Moins évidente est la contribution à cette croissance du caractère souvent éphémère de l’information. Telle que la définit Niklas Luhmann, l’information n’est qu’un événement, un flash sémantique créé dans le contexte de la mémoire et de la connaissance à laquelle il s’assimile : ce processus voit la consumation de la valeur informative. Cette dévalorisation rapide définit précisément l’âge de l’hyperinformation. L’information est d’autant plus rapidement obsolète qu’elle est facilement disponible. Les informations boursières, par exemple, ne durent souvent pas plus de quelques minutes. Les nouvelles de la circulation, si utiles aux heures de pointes, sont inutiles quelques dizaines de minutes plus tard. L’évaporation constante de la nouveauté, et donc de la valeur de l’information, déclenche ainsi un jeu institutionnel complexe pour maintenir cette valeur. Le mécanisme-clé est la mise à jour continuelle des in-formations techniques et l’expansion constante de l’univers de données qui leur sont liées. Sans actualisation constante, les bourses (pour continuer avec cet exemple) s’effondreraient ou verraient leur fonctionnement sérieusement entravé. Mais plus fréquemment l’information est actualisée, plus vite elle est démodée.

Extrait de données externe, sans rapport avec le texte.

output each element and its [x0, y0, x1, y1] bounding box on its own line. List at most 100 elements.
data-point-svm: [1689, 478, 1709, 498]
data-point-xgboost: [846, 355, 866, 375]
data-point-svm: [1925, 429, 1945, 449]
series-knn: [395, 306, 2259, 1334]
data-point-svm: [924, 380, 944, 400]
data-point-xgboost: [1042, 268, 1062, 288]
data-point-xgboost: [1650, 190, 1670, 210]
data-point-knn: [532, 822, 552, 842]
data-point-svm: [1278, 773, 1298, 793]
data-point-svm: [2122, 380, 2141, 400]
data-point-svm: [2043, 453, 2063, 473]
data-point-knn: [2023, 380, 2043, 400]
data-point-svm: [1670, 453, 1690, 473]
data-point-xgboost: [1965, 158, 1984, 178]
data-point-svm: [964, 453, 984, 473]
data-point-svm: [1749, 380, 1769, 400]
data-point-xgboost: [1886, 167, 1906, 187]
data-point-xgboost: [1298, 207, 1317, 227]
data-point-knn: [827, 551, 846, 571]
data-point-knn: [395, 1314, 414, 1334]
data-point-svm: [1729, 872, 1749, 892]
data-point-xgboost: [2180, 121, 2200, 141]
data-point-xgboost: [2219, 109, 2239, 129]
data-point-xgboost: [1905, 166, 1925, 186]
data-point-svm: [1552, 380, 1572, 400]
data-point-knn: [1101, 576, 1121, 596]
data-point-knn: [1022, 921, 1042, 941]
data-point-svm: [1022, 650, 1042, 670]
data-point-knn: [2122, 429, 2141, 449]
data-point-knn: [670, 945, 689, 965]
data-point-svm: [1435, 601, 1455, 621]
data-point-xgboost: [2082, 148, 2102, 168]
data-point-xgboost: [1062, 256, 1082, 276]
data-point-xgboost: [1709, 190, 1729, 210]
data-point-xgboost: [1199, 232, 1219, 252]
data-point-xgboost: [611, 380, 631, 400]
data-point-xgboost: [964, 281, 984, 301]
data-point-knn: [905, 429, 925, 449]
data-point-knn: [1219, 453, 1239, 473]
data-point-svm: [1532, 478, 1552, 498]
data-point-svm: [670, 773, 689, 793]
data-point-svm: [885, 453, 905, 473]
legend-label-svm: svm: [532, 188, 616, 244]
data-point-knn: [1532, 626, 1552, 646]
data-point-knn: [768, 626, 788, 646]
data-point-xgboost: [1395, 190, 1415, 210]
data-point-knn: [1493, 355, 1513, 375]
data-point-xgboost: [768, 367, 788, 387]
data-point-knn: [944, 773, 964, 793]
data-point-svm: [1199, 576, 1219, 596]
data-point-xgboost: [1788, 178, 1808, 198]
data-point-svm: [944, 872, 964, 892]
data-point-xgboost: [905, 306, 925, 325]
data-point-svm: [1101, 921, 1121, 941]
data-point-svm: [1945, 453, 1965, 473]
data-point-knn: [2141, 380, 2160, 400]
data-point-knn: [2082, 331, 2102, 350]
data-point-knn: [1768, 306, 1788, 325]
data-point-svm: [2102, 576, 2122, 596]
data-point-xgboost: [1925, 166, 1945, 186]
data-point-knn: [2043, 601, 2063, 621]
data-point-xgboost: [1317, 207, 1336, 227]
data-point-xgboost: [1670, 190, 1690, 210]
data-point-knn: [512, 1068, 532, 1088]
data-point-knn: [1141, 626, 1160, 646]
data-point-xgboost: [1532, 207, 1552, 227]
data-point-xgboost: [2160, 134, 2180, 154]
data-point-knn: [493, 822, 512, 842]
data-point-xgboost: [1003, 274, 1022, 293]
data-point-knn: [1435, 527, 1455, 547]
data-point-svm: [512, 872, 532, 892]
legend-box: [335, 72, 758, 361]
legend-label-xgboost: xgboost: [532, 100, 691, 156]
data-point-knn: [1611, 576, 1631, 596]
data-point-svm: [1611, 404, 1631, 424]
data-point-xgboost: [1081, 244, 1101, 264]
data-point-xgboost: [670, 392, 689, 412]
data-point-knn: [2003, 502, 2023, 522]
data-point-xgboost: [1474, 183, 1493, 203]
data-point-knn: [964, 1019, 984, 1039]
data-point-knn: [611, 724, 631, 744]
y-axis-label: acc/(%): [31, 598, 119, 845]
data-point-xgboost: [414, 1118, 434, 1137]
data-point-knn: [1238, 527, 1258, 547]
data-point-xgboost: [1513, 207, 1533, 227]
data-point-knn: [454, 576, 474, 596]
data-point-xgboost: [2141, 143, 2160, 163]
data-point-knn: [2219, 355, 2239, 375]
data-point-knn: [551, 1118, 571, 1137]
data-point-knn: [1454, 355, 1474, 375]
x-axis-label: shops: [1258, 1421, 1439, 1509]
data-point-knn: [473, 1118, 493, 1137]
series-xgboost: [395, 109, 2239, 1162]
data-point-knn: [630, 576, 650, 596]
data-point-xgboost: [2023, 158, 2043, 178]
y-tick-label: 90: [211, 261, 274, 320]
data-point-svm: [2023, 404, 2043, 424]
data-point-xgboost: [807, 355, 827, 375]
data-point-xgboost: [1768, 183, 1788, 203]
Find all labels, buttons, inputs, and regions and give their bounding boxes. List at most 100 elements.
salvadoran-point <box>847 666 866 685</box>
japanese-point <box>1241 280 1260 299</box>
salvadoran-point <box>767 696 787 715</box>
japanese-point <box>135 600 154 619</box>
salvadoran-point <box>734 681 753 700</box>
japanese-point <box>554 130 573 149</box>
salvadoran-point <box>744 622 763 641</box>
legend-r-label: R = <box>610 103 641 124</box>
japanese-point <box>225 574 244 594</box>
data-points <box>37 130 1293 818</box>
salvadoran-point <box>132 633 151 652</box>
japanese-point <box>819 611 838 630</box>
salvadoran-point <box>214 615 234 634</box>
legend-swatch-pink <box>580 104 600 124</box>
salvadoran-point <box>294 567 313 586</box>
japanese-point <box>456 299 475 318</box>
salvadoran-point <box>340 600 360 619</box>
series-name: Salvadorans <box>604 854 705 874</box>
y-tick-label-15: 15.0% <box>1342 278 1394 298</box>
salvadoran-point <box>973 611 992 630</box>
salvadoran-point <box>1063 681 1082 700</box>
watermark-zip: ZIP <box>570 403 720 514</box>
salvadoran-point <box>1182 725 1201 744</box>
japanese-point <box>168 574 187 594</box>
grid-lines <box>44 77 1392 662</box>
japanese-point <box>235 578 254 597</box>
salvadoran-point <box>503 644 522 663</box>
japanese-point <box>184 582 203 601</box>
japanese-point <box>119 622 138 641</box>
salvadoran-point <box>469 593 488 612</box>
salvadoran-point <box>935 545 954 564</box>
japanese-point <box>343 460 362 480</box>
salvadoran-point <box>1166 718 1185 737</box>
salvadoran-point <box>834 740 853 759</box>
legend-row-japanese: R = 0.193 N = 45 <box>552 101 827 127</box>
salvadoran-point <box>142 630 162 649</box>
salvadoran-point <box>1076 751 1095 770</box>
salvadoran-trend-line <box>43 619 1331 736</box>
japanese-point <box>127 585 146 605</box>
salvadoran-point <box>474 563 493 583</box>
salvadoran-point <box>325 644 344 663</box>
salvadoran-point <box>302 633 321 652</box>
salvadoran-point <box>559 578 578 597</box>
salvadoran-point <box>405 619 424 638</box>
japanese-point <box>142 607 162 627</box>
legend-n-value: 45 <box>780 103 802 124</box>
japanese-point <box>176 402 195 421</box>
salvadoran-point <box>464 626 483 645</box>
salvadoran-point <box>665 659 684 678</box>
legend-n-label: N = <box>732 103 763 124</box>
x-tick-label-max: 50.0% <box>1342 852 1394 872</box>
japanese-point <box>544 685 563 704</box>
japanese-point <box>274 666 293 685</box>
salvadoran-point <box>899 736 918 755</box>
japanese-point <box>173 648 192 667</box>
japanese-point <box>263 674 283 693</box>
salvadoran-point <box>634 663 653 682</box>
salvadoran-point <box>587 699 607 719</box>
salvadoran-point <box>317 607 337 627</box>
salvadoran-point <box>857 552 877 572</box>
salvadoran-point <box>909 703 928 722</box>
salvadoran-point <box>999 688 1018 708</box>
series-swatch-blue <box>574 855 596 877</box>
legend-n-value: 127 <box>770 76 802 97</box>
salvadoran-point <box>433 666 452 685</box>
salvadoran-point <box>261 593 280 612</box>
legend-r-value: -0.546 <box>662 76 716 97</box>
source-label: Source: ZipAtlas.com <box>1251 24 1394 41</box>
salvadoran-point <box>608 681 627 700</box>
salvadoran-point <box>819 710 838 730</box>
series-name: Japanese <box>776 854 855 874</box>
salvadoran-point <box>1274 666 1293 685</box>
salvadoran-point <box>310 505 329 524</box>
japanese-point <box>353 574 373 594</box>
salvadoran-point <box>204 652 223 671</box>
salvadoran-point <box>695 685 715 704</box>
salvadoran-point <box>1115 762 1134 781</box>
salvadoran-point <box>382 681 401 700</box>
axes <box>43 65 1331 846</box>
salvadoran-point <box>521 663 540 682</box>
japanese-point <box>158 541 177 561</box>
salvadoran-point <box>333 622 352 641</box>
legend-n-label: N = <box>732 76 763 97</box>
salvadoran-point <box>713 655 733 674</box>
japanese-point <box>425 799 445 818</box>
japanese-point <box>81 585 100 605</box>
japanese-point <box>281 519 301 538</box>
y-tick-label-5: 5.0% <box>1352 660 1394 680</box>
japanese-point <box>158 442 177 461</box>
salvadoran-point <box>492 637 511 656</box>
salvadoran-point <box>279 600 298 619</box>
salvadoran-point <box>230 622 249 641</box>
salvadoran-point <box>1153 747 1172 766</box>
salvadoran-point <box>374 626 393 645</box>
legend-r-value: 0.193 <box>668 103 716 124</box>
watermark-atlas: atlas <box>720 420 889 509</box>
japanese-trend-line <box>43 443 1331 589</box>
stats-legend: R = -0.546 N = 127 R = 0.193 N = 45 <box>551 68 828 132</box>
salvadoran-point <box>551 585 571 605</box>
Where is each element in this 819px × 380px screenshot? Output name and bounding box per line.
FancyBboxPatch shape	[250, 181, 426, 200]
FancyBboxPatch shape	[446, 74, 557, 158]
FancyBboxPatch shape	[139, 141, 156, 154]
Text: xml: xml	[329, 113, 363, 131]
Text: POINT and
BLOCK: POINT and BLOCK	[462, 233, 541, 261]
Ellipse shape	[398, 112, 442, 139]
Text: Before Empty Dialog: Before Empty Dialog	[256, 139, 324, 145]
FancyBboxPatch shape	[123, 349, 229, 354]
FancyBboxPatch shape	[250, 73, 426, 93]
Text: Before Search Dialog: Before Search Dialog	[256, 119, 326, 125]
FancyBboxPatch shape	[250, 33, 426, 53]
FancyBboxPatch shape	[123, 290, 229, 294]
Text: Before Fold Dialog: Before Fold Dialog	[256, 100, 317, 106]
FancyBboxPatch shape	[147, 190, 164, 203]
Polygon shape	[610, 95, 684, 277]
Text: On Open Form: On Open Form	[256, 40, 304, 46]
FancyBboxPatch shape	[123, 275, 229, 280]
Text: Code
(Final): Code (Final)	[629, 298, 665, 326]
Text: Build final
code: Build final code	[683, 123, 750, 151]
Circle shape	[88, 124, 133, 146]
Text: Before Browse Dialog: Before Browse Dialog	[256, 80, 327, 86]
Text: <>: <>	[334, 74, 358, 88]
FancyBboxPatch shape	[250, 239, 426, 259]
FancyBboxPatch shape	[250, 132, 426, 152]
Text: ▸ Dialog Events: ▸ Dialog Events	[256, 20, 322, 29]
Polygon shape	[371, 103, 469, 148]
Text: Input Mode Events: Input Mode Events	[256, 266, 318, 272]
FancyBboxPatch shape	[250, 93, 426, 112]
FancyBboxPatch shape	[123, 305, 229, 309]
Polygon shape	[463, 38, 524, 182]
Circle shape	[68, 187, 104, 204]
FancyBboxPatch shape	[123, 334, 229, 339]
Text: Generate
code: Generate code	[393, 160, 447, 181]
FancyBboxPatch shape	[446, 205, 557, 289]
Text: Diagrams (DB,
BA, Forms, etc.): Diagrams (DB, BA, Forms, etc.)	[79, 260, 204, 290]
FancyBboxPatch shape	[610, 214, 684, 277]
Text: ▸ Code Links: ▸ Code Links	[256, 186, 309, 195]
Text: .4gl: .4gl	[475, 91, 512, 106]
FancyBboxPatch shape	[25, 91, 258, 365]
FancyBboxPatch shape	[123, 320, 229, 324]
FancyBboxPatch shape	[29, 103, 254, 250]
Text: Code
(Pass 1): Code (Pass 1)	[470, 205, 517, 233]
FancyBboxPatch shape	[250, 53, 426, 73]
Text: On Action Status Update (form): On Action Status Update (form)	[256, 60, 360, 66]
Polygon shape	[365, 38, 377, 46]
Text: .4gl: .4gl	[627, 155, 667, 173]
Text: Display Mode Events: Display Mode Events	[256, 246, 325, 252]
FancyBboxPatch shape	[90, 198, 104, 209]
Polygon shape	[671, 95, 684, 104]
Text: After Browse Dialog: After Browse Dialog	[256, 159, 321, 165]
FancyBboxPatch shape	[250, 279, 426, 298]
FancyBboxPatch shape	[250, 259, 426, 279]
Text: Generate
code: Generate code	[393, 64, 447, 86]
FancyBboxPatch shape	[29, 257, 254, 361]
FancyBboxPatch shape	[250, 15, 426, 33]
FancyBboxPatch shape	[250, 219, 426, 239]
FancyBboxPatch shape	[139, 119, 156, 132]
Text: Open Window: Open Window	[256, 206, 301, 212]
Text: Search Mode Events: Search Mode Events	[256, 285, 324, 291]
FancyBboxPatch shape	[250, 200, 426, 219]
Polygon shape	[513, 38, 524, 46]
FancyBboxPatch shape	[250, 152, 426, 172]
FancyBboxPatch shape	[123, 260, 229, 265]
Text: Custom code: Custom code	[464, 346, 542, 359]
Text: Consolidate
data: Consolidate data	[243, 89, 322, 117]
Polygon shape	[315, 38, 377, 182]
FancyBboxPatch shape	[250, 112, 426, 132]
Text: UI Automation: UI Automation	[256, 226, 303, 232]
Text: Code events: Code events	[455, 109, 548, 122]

Le présent est ainsi traversé de flux d’informations toujours plus rapides et plus abondants, qui concourent à faire de l’événement et de son éphémère constitution des éléments centraux de la vie sociale et institutionnelle.

De nombreuses objections pourraient être élevées quant aux méthodologies employées pour mesurer et documenter la croissance de l’information. Mais l’essentiel n’est pas là. Car ces tentatives attestent surtout la prise de conscience de cette croissance dont nous faisons tous l’expérience : l’information, les objets et les technologies par lesquelles elle est produite, pénètrent toujours plus profond dans l’étoffe de notre vie quotidienne. De façon imperceptible souvent, cela redessine nos gestes de chaque jour, redéfinissant discrètement le sens des pratiques et des usages, faisant émerger de nouvelles habitudes et activités. Considéré à un niveau global et sur un temps plus long, ces développements modifient l’équilibre entre les choses et les images, les objets et les représentations, la réalité et l’artifice. Combien de personnages fictifs ou semi-fictifs sont ainsi créés par les techniques algorithmiques d’exploration de données qui établissent nos profils ? Les évolutions associées à la croissance de l’information semblent ainsi confirmer les spéculations de Paul Virilio et de Jean Baudrillard. Les informations technologiques segmentent et dissolvent la vie sociale. Jadis simple description de la réalité, l’information devient de plus en plus la réalité elle-même.

Jannis Kallinikos est professeur à la London School of Economics (LSE) and directeur du projet The Information Growth and Internet Research, auquel collabore José-Carlos Mariátegui.